LIFE'S NOT TOO SHORT
by Encounter Director Rabbi Yisroel Roll


What's all this about New Year's resolutions? I guess... that we all want to get our act together because LIFE'S TOO SHORT and we want to get it right before it's too late. Well, I've got news for you: life is NOT too short.

Life is only too short if you don't take full advantage of every opportunity, and make it work for you. If you look at life as a chore and a burden, then, of course, you haven't enough time for anything. If all your time is spent moaning, complaining and playing the victim of 'this' or 'that' injustice, then, it is true, life IS too short. There is no time to enjoy life, because you spend all your time worrying and pitying yourself. However, if you learn to look at life as a learning and growing experience - as an opportunity and a challenge - then every moment of life can be full of energy and meaning.

When I officiate at a wedding, as I did most Sundays, as the Rabbi of the New West End Synagogue in downtown London, from 1991-1997, the couples often asked whether videos were allowed to be taken of the wedding ceremony. "Of course!" I would answer. "But you don't really need one! Listen carefully, and I'll save you a lot of money!"

At many a wedding, the father of the bride would often take me aside, right after the veiling ceremony, and right before the Chuppah, and say: "Rabbi, I'm about to walk my daughter down the aisle - but I don't know where the time has gone. Just yesterday, I was teaching her how to ride a bike - she was six - and today she's getting married. How is it that I've missed her growing up?" I'll tell you (but I wouldn't tell him) that the reason why he's missed his daughter growing up is that he never took the time to appreciate the moments of her life AS THEY WERE HAPPENING. "That's nice", he would say, without really paying any attention to her first day at school, her first lace dress or her first girls' sleepover party with the regulation pilow fight. So time would fly by and now they're at the Chuppah.

So, what I say to my brides and grooms is this: When you walk down the aisle, take a snapshot of the moment - with your mind and your psyche. Become aware of what you are doing, and appreciate standing under the Chuppah, placing the ring on her finger, the sip of wine - and make it part of you. In this way, you won't need a video - you can look and feel within yourself and re-experience the feeling by "going" to the place within your soul where the moment lives. In this way you can revisit and relive these special moments, without the need for expensive videos.

Most people go on a trip, and before they actually experience the sight of the mountain, the Mona Lisa or the waterfall. they're ready with the camera and are taking a picture. Been there, saw that, bought the tee-shirt. But did they really SEE or EXPERIENCE the place? Did they live in the moment? No. They were there in body, just to say "Been there" - but they were not really there.

Many people look at life this way. I'm a tourist passing through, so I'd better take all the photos I can.
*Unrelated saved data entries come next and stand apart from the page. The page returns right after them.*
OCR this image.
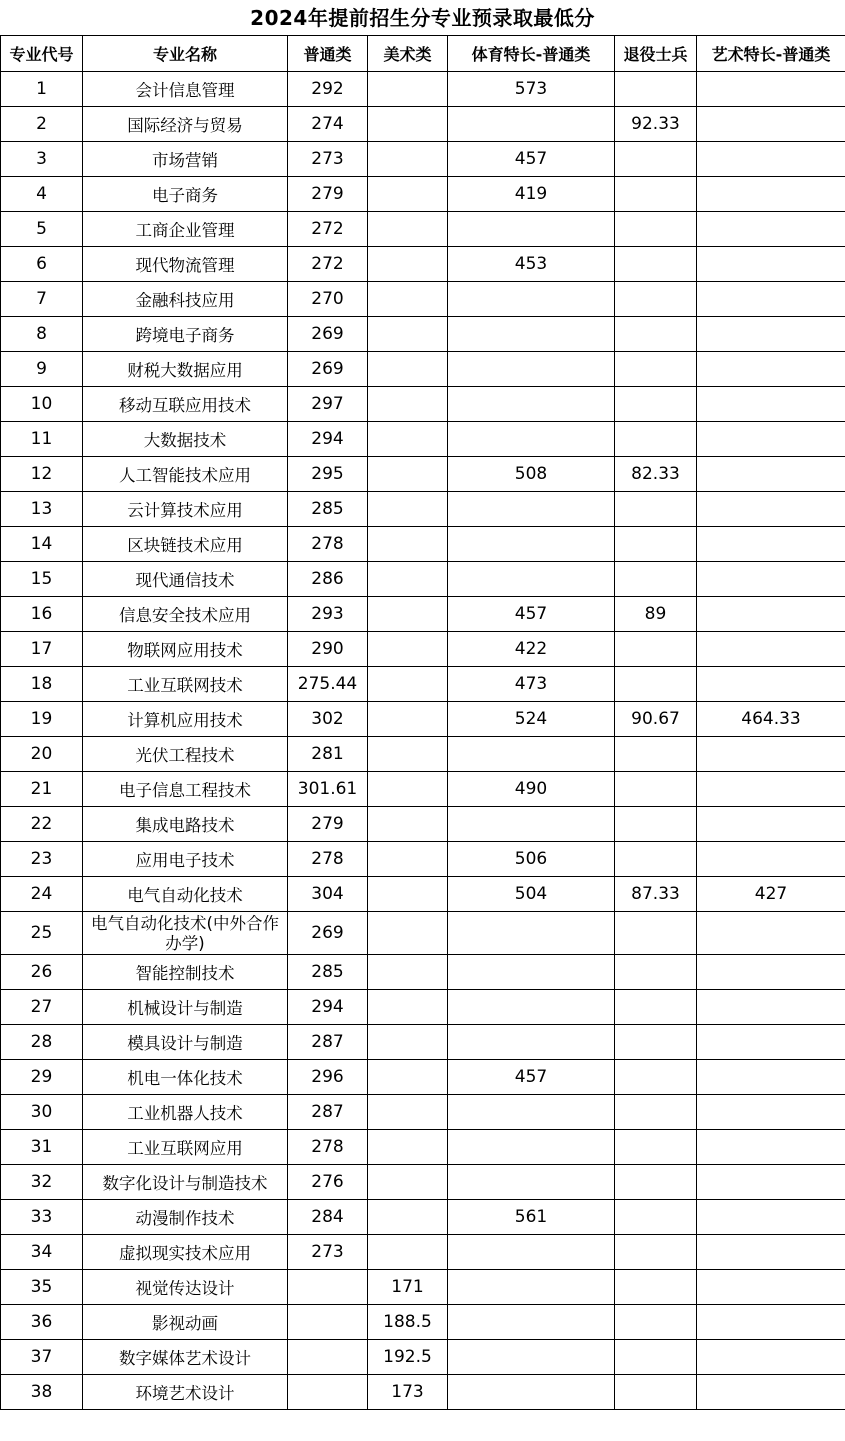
2024年提前招生分专业预录取最低分
专业代号	专业名称	普通类	美术类	体育特长-普通类	退役士兵	艺术特长-普通类
1	会计信息管理	292		573		
2	国际经济与贸易	274			92.33	
3	市场营销	273		457		
4	电子商务	279		419		
5	工商企业管理	272				
6	现代物流管理	272		453		
7	金融科技应用	270				
8	跨境电子商务	269				
9	财税大数据应用	269				
10	移动互联应用技术	297				
11	大数据技术	294				
12	人工智能技术应用	295		508	82.33	
13	云计算技术应用	285				
14	区块链技术应用	278				
15	现代通信技术	286				
16	信息安全技术应用	293		457	89	
17	物联网应用技术	290		422		
18	工业互联网技术	275.44		473		
19	计算机应用技术	302		524	90.67	464.33
20	光伏工程技术	281				
21	电子信息工程技术	301.61		490		
22	集成电路技术	279				
23	应用电子技术	278		506		
24	电气自动化技术	304		504	87.33	427
25	电气自动化技术(中外合作办学)	269				
26	智能控制技术	285				
27	机械设计与制造	294				
28	模具设计与制造	287				
29	机电一体化技术	296		457		
30	工业机器人技术	287				
31	工业互联网应用	278				
32	数字化设计与制造技术	276				
33	动漫制作技术	284		561		
34	虚拟现实技术应用	273				
35	视觉传达设计		171			
36	影视动画		188.5			
37	数字媒体艺术设计		192.5			
38	环境艺术设计		173			
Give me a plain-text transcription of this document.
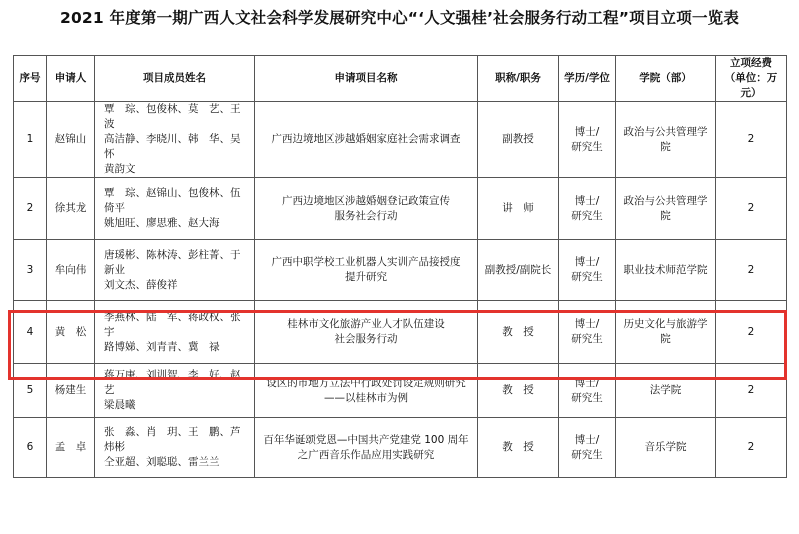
2021 年度第一期广西人文社会科学发展研究中心“‘人文强桂’社会服务行动工程”项目立项一览表
序号	申请人	项目成员姓名	申请项目名称	职称/职务	学历/学位	学院（部）	立项经费
（单位：万元）
1	赵锦山	覃　琮、包俊林、莫　艺、王　波
高洁静、李晓川、韩　华、吴　怀
黄韵文	广西边境地区涉越婚姻家庭社会需求调查	副教授	博士/
研究生	政治与公共管理学院	2
2	徐其龙	覃　琮、赵锦山、包俊林、伍倚平
姚旭旺、廖思雅、赵大海	广西边境地区涉越婚姻登记政策宣传
服务社会行动	讲　师	博士/
研究生	政治与公共管理学院	2
3	牟向伟	唐瑗彬、陈林涛、彭柱菁、于新业
刘文杰、薛俊祥	广西中职学校工业机器人实训产品接授度
提升研究	副教授/副院长	博士/
研究生	职业技术师范学院	2
4	黄　松	李燕林、陆　军、蒋政权、张　宇
路博娣、刘青青、冀　禄	桂林市文化旅游产业人才队伍建设
社会服务行动	教　授	博士/
研究生	历史文化与旅游学院	2
5	杨建生	蒋万庚、刘训智、李　好、赵　艺
梁晨曦	设区的市地方立法中行政处罚设定规则研究
——以桂林市为例	教　授	博士/
研究生	法学院	2
6	孟　卓	张　淼、肖　玥、王　鹏、芦炜彬
仝亚超、刘聪聪、雷兰兰	百年华诞颂党恩—中国共产党建党 100 周年
之广西音乐作品应用实践研究	教　授	博士/
研究生	音乐学院	2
They take a video of their child's first steps, or Bat Mitzvah, but they don't actually feel or live in the moment. They fail to Carpe Deum - seize the moment. They capture it on film, but not in their soul. In this way, life flashes before their very eyes, with very little real living being done. In this way, life can be too short.

Next Saturday morning, when you fell the services getting a bit boring, read these words from Psalms, and become inspired: "Teach us to count our days - then we will acquire a heart of wisdom" Psalms 90.